Samara: From the Map
Let’s go back to the ninth century BC, when the city of Samaria stood in the mountains of the ancient Kingdom of Israel. The name seems to refer to the city as well as the mountains, though I’ve also seen them called Shomron – watch-tower, but the names seem to be interchangeable. The ruins are now part of an Israeli national park.
The city was eventually conquered by the Assyrian Empire. In 30 BC, Emperor Augustus gifted it to King Herod. It’s been known as Sebaste ever since. However, it was still Samaria when Philip the Evangelist preached there in the New Testament.
There’s a Russian city known as Samara, where the Volga and Samara rivers meet. It’s Russia’s sixth largest city. (That’s the flag of the oblast – the county – which is also known by the name.) The city traces its roots to the fourteenth century, but the name seems to come from a Bronze Age people who lived near the Volga beginning around six million years BC.
Samara: Other Origins
Maybe that’s because there are so many possible origins for this name, including:
- The Arabic word thamara – benefit.
- The Arabic masculine name Samir means evening talk. (Though it also means wind in Sanskrit.)
- The Hebrew shamar – protect.
- France’s Somme River was known as the Samara in Latin. It comes from a Celtic word meaning tranquility, but the Somme is best known for the World War I battle that took place not far from its banks.
- There are also places by the name in Costa Rica, Romania, and Iraq. That last one probably takes its name from the Samarra people – not the same as the Russians as far as I know – who settled Mesopotamia around 5500 BC.
If you’re a fan of Frank Lloyd Wright, you might know that one of his more modest projects was a home for a professor at Indiana’s Purdue University. The home was named Samara, for the winged seeds that you probably know as whirligigs, helicopters, spinning jennys, or similar names.
Technically they’re winged achenes, a dry fruit with a wing that allows it to be carried far away from the parent tree. They’re found on elms, as well as other trees, but the name comes from a Latin phrase meaning fruit of the elm.
This makes Samara a subtle nature name, and one of the more feminine arboreal possibilities.
Samara: Horror Story
While this name may have ancient roots, as a given name, it’s pretty novel.
1949 is the first year that five girls were given the name in the US. It was 1997 before Samara appeared in the US Top 1000.
The name peaked at #350 in 2006, which is familiar, but far from overused. In 2014, there were 450 newborn Samaras – again, it’s not unique, but it isn’t wildly out there.
What explains the name’s popularity?
A wildly successful scary movie: The Ring. It’s based on a Japanese movie, with a character called Sadako – a name with a rich story of its own. Sadako has supernatural abilities, and she’s created a video tape. If you watch it, the only way that you can save yourself is by making a copy within one week.

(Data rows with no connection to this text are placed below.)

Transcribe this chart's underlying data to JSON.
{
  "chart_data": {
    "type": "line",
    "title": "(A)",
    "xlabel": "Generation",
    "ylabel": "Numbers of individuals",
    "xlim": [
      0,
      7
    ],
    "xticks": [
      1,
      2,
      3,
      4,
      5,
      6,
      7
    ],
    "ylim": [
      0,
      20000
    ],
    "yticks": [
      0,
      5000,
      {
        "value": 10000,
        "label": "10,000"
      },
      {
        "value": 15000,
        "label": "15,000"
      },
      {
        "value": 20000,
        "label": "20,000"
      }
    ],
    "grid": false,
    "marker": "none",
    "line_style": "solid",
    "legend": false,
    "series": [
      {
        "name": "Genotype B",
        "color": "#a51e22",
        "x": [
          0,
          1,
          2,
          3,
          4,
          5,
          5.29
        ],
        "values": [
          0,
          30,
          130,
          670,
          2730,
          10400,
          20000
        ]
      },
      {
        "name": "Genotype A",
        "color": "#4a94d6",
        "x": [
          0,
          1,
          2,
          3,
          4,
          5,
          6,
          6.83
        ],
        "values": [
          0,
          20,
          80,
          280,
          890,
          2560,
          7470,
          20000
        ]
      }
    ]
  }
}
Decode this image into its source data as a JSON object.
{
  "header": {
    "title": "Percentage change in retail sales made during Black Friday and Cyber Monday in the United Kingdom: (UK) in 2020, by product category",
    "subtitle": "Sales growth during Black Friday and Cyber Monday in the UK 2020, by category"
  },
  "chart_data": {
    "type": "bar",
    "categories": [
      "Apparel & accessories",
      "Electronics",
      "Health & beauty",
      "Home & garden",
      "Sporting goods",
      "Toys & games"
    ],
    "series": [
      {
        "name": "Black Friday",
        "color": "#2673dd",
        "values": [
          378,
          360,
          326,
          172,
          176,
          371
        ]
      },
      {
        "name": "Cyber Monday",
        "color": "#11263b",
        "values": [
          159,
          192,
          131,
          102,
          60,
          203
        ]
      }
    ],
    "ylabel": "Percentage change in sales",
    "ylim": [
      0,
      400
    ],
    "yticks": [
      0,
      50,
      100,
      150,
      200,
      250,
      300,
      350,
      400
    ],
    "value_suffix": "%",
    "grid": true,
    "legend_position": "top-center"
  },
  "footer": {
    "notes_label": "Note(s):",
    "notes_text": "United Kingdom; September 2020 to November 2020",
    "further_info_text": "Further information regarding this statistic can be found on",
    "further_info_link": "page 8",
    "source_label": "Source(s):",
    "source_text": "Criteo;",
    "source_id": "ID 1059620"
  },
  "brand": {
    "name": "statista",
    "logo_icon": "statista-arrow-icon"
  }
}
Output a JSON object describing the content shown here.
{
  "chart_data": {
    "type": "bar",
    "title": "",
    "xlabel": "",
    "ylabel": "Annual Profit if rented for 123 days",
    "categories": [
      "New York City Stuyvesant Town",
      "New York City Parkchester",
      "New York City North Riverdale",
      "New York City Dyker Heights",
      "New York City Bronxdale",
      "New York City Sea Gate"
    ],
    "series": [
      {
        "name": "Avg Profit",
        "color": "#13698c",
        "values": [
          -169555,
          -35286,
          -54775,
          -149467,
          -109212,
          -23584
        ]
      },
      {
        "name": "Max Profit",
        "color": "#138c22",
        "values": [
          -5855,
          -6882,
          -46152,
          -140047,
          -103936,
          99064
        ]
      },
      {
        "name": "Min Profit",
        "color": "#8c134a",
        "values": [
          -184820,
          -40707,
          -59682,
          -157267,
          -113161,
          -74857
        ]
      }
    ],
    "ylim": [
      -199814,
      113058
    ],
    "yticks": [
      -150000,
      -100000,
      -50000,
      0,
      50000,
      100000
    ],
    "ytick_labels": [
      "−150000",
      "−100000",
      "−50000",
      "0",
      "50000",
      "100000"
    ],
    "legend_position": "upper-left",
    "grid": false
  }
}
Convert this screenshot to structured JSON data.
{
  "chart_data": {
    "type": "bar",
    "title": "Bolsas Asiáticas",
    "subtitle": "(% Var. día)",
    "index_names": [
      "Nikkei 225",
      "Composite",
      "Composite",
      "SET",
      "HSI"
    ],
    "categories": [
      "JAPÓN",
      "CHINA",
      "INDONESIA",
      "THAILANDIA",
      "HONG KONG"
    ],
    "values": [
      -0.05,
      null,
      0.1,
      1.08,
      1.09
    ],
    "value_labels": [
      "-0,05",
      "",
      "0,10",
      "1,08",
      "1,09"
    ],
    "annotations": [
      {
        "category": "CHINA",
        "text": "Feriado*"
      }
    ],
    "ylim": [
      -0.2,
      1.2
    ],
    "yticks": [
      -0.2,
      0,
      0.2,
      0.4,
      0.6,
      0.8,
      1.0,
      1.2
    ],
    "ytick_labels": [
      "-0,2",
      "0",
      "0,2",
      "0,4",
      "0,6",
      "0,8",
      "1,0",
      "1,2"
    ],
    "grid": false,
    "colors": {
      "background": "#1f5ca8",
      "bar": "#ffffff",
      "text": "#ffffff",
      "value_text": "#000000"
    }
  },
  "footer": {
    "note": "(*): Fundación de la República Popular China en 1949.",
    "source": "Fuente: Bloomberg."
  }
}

When it was remade in the US in 2002, Sadako became Samara.
In 2002, there were 242 newborn babies named Samara. A year later, the number nearly tripled to 656.
Samara: 2015 Possibility
Overall, this name feels like an intngguing option in 2015. It’s exotic, but shortening it to Sam – or Mara! – makes it wearable. And despite the popularity of The Ring, there’s history galore to make this choice very wearable for a daughter today.
What do you think of Samara? Do you associate it with the horror movie?